2 pointsby edimoldovan6 hours ago3 comments
  • edimoldovan6 hours ago
    I have been feeling more and more tired recently. For a while, I didn't really understand why, given that with AI tools i code, so I thought of it as unusual.

    Then I realized that is the actual cause. I don't vibe code, I care how the code looks like, so i read and understand most of it, fix it, review it, etc.

    but the amount of code I go through in a day is astonishing, that creates the problem for me.

    Anyone else experiencing similar?

    • PaulHoule5 hours ago
      Notoriously it takes serious mental effort to look at open source code or do any kind of code review.
  • _wire_2 hours ago
    Today's obsession with "coding" is remarkable when you observe that compilers/interpreters emit all the code that gets run and this code not only doesn't get reviewed it's effectively impossible to review. If somebody bragged they work so hard all day reviewing machine code you'd know they were nuts.

    It's systems of abstraction and layering that make software engineering possible. Coding is a medium for a given layer of abstraction.

    Yet by definition "vibe coding" ignores abstraction and substitutes software engineering for wish fulfillment.

    The elephant-sized hazard with vibe coding is "how do I know if my wish is fulfilled?" It should be obvious to the most inexperienced coder that "running code" is not a satisfactory assessment of it's correctness.
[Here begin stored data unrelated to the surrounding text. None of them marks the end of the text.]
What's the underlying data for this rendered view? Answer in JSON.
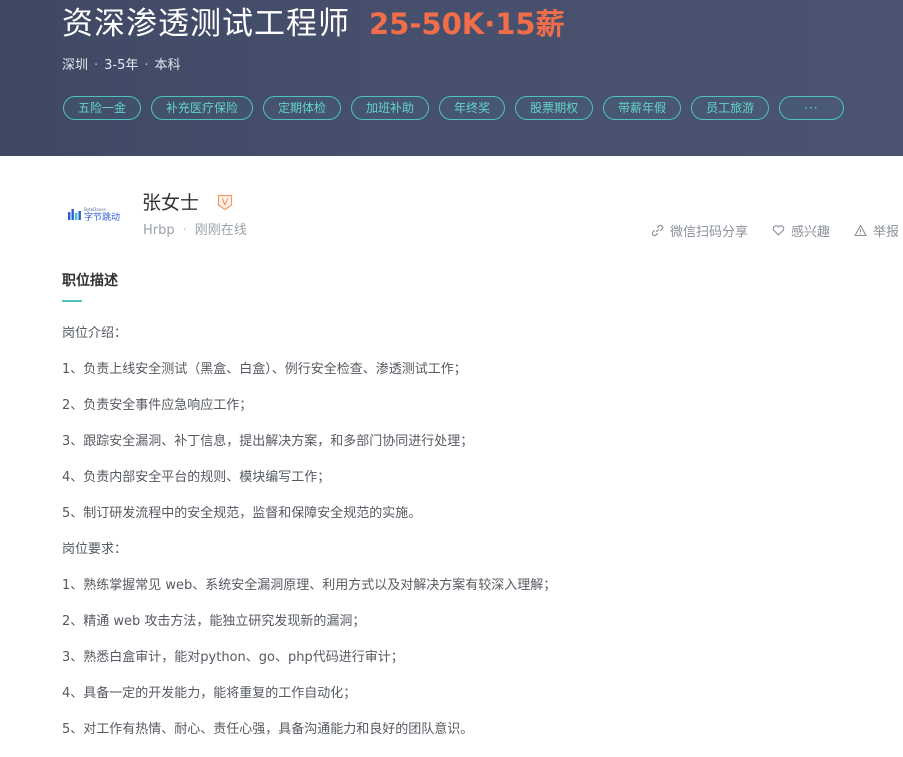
{
  "job": {
    "title": "资深渗透测试工程师",
    "salary": "25-50K·15薪",
    "city": "深圳",
    "experience": "3-5年",
    "education": "本科",
    "separator": "·",
    "benefits": [
      "五险一金",
      "补充医疗保险",
      "定期体检",
      "加班补助",
      "年终奖",
      "股票期权",
      "带薪年假",
      "员工旅游",
      "···"
    ]
  },
  "company": {
    "logo_text": "字节跳动",
    "logo_small_text": "ByteDance",
    "logo_color": "#2f5fd8"
  },
  "contact": {
    "name": "张女士",
    "badge": "V",
    "role": "Hrbp",
    "status": "刚刚在线"
  },
  "actions": {
    "share": "微信扫码分享",
    "interest": "感兴趣",
    "report": "举报"
  },
  "description": {
    "section_title": "职位描述",
    "lines": [
      "岗位介绍：",
      "1、负责上线安全测试（黑盒、白盒）、例行安全检查、渗透测试工作；",
      "2、负责安全事件应急响应工作；",
      "3、跟踪安全漏洞、补丁信息，提出解决方案，和多部门协同进行处理；",
      "4、负责内部安全平台的规则、模块编写工作；",
      "5、制订研发流程中的安全规范，监督和保障安全规范的实施。",
      "岗位要求：",
      "1、熟练掌握常见 web、系统安全漏洞原理、利用方式以及对解决方案有较深入理解；",
      "2、精通 web 攻击方法，能独立研究发现新的漏洞；",
      "3、熟悉白盒审计，能对python、go、php代码进行审计；",
      "4、具备一定的开发能力，能将重复的工作自动化；",
      "5、对工作有热情、耐心、责任心强，具备沟通能力和良好的团队意识。"
    ]
  },
  "colors": {
    "header_bg": "#444d69",
    "salary": "#f26d49",
    "accent": "#4fc2bd"
  }
}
    However, once you have adopted wish fulfillment as your primary development technique, it seems completely natural to try to resolve problems with borked code made by wishing with fixes made by more wishing.

    There's a hackneyed quote from the days of Algol that captures today's sad state of software development: If engineers built buildings the way programmers write programs civilization would be destroyed by a woodpecker.

    Although this sage quote was regarded as a cliche around 1990, it's now a definitive comment on the world's most powerful industry.

    Based on the preponderance of the news about programming posted on HN, wishful thinking is considered a primary approach and great wave of the future, while discussions about engineering have disappeared.

    Not that software engineering ever had much academic representation in silicon valley: there's been an unhealthy confusion of computer science and vendor certification exams with software engineering since the late 1980s.

    What's presented here reads like horse whispering.

    --

    _"New Michael Jackson movie looks lit"_

    https://beige.party/@TheBreadmonkey/116605546578502422

    • edimoldovanan hour ago
      I wasn't familiar with the quote -- so contextual in today's world.